Based on our empirical data, we have shown that clustering of drivers using HCA on driver descriptors composed of statistical elements extracted from the OBD-II CANbus data stream is feasible and yields clusters that show significant differences among themselves. Our study focuses only on one type of maneuver, namely, left and right turns. A comprehensive driver classification framework would require that a majority of possible maneuvers be considered in the construction of driver descriptors prior to HCA. This would provide comprehensive driver descriptors and consequently more meaningful clusterings, with interpretations richer than a simple moderate versus aggressive classification. Reliable driver classification has many uses toward road safety, including driver training, recognition, and driving style analysis. This type of classification forms the basis that is needed for driver behavior correction and eventual enhanced road safety.

6. Conclusion and Directions

We analyzed statistical features of CANbus signals to see if there were distinct clusters of driver behavior before turns.

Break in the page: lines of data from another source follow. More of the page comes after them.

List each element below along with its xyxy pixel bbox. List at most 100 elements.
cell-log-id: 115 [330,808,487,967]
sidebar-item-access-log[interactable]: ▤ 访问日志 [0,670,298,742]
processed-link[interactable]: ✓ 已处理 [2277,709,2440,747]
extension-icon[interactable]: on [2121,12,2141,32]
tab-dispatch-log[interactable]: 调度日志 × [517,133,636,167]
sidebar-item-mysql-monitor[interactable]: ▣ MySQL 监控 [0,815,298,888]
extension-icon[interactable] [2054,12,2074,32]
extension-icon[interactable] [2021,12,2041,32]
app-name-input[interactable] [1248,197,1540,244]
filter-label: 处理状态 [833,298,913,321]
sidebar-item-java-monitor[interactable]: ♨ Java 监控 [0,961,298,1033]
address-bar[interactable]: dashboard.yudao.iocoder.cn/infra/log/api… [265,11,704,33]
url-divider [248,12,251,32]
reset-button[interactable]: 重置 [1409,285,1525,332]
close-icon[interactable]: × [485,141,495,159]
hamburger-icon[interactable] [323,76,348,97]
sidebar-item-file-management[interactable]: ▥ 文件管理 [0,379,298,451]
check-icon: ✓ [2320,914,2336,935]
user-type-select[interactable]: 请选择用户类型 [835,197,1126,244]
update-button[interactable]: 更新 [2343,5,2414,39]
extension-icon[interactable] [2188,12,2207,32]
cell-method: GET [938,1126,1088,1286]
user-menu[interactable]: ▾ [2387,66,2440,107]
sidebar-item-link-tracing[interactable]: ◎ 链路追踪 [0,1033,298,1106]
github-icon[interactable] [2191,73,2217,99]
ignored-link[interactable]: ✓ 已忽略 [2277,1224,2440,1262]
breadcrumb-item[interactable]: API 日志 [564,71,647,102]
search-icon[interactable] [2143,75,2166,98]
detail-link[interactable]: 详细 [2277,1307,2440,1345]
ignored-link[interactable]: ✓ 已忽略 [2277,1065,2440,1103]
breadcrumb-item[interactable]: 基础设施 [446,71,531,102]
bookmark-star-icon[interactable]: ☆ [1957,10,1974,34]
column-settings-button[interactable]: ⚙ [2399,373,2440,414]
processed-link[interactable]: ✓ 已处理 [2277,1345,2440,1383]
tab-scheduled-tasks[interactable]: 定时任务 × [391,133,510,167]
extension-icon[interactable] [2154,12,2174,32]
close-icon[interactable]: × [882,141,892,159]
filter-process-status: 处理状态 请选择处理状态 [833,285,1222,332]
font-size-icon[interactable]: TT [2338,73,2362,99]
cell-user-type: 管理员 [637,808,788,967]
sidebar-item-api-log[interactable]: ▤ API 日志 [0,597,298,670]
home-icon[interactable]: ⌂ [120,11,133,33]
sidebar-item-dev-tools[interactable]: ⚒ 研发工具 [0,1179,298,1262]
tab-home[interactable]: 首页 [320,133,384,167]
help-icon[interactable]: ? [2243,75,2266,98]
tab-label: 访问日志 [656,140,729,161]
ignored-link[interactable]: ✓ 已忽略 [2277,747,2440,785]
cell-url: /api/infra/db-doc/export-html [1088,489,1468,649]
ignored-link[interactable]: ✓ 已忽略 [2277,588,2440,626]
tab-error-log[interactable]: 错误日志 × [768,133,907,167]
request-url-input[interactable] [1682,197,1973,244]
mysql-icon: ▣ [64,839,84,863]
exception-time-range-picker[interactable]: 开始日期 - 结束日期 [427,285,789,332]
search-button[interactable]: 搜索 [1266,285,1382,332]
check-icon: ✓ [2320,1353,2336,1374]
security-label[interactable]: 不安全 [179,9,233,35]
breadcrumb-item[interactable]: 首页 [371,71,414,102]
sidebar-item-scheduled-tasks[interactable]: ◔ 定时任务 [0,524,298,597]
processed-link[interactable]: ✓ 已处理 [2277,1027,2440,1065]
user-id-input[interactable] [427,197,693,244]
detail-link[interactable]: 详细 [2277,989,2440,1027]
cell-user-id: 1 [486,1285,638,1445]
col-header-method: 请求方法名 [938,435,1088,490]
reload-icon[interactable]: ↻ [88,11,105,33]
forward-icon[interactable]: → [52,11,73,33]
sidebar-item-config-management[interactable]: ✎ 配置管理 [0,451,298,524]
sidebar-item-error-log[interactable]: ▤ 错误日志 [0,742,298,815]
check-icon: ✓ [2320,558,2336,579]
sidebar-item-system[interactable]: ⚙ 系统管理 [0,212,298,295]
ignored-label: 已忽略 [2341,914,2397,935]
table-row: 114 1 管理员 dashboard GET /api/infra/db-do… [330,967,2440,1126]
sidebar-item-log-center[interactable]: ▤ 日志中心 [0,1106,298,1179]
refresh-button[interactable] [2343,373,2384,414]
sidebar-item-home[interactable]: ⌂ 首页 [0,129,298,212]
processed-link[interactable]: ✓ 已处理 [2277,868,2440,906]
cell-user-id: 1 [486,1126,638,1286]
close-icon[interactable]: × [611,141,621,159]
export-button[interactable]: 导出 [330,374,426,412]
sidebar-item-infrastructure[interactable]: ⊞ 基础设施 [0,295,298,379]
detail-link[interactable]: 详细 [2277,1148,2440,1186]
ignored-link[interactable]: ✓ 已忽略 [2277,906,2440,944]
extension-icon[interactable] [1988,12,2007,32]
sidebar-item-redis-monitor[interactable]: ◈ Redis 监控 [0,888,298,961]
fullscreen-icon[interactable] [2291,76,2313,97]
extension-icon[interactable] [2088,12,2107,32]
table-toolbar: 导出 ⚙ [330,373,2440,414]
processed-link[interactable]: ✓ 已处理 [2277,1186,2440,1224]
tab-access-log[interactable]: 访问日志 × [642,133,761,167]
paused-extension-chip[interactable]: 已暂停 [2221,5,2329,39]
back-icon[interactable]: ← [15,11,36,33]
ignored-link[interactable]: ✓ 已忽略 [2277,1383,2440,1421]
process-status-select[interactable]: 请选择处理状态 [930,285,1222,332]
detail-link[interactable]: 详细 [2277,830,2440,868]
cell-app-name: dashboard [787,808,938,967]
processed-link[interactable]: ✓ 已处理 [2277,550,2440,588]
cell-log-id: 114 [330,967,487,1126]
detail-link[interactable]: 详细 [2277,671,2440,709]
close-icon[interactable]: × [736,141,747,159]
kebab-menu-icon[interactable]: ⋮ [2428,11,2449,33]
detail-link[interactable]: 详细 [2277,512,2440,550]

The approach made use of four statistical features, the mean, standard deviation, kurtosis, and skewness, that were extracted from the signals. Using these statistical features as a representative of each driver’s behavior, HCA was used to cluster the drivers. The results show that there exist at least two distinct groups of drivers with different preturn behavior: one cluster includes moderate drivers, while the other cluster contains more aggressive ones. We also examined the distinctiveness of the clusters as well as the consistency of member within the clusters across different timeframes. The analysis shows that the consistency between clusters’ members was satisfactory throughout different timeframes.

In this contribution, we introduced the notion of driver descriptors that are not unlike those successfully used in image analysis (an example of such descriptors is known as SIFT (Scale-Invariant Feature Transform) and was introduced by D. Lowe in the context of feature detection for computer vision algorithms [28]). Just as image SIFT features can be classified and matched, so can driver descriptors, due to their analogous composition. While this study shows that a simple classification can be obtained from a 20-dimensional driver descriptor and one type of driver-initiated maneuver (right and left turns), one of our immediate goals is to enhance driver classification by defining better descriptors and including the sum of possible driver maneuvers. Most likely the sum of techniques developed around SIFT descriptors can be adapted to driver descriptors to achieve general driver identification, classification, and recognition. Additionally, the analysis of driver descriptors will lead to the identification of inadequate driving and the context in which it occurs.

This research was performed within the context of creating more effective Advanced Driving Assistance Systems (ADAS), where driver behavior could be analyzed in real-time and used by an ADAS to provide feedback to drivers.

Data Availability

The data used in this research is provided by the RoadLAB research programme conducted at the University of Western Ontario, London, ON, Canada.

Conflicts of Interest

The authors declare that there are no conflicts of interest regarding the publication of this paper.

Acknowledgments

Partial funding for this research was provided by the Natural Sciences and Engineering Council of Canada (NSERC).